Presidente convocou “QG” de pré-campanha para rever estratégia; avalição interna é que nem pré-candidato à reeleição nem Planalto tem reagido à altura aos números dos levantamentos eleitorais

O levantamento mais recente divulgado pelo Instituto Datafolha aponta um empate técnico de Lula, com 39% das intenções de voto no primeiro turno, contra 35% do senador Flávio Bolsonaro (PL). Há um cenário de empate ainda no segundo turno não apenas com Flávio, mas com o pré-candidato do PSD, Ronaldo Caiado. As informações são da CNN Brasil.
Aliados do presidente Luiz Inácio Lula da Silva (PT) têm cobrado reação do próprio petista e de sua pré-campanha diante do cenário desfavorável das últimas pesquisas eleitorais.
O levantamento mais recente divulgado pelo Instituto Datafolha aponta um empate técnico de Lula, com 39% das intenções de voto no primeiro turno, contra 35% do senador Flávio Bolsonaro (PL). Há um cenário de empate ainda no segundo turno não apenas com Flávio, mas com o pré-candidato do PSD, Ronaldo Caiado.
Interlocutores do presidente avaliam que o problema não está exatamente no resultado das pesquisas, mas na reação do presidente, que não tem reagido aos números ruins.
O PL de Flávio tem conseguido mais vantagem para consolidar alianças em regiões estratégicas, a exemplo de Minas Gerais, em que o ex-governador e pré-candidato à Presidência Romeu Zema (Novo) é apontado como nome à vice do filho do ex-presidente Jair Bolsonaro (PL).
Na esquerda, Lula ainda espera a confirmação de um palanque forte em torno do nome do senador e pré-candidato ao governo Rodrigo Pacheco (PSB).
Aliados, porém, reconhecem a dificuldade de separar a imagem do candidato Lula do governo, o que justifica o argumento de que é preciso atenção maior com a comunicação.
Essas fontes citam, como exemplo, situações envolvendo a primeira-dama, Janja da Silva, como o episódio recente em que ela aparece preparando um prato de carne paca, o que gerou reação de ativistas da causa animal e da oposição nas redes.
O entorno afirma que Lula não costuma considerar os resultados das pesquisas, o que não é algo positivo na visão de estrategistas.
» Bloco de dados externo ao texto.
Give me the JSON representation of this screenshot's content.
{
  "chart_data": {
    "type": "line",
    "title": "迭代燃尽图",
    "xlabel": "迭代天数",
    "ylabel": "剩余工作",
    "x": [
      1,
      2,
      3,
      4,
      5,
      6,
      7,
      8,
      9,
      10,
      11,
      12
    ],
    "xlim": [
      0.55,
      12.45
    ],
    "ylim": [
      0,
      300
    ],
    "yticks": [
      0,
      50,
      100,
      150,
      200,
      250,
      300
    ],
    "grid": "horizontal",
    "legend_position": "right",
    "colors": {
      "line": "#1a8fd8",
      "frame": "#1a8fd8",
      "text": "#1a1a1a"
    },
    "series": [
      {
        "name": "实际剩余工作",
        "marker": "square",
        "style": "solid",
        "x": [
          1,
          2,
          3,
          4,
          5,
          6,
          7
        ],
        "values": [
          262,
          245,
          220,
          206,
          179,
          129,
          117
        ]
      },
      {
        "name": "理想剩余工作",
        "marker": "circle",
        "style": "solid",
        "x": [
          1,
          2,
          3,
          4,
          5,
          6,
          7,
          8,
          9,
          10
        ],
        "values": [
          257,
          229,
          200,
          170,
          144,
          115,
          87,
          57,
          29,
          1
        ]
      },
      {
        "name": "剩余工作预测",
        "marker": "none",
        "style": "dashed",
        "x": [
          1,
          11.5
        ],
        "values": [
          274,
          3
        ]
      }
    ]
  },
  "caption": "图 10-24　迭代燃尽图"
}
Lula tem feito reuniões semanais com ministros do Palácio do Planalto e convocou encontros às segundas-feiras com o “QG” da pré-campanha. Apesar disso, aliados ainda consideram que o presidente nem o governo tem reagido à altura aos números.
Participam dessas reuniões nomes como o presidente do PT, Edinho Silva; o ex-presidente da Petrobras Sérgio Gabrielli; o tesoureiro do PT, Fillipi Jr.; o ex-ministro Gilberto Carvalho; o presidente da Fundação Perseu Abramo, Paulo Okamoto; e a secretária de Relações Internacionais do PT, Mônica Valente.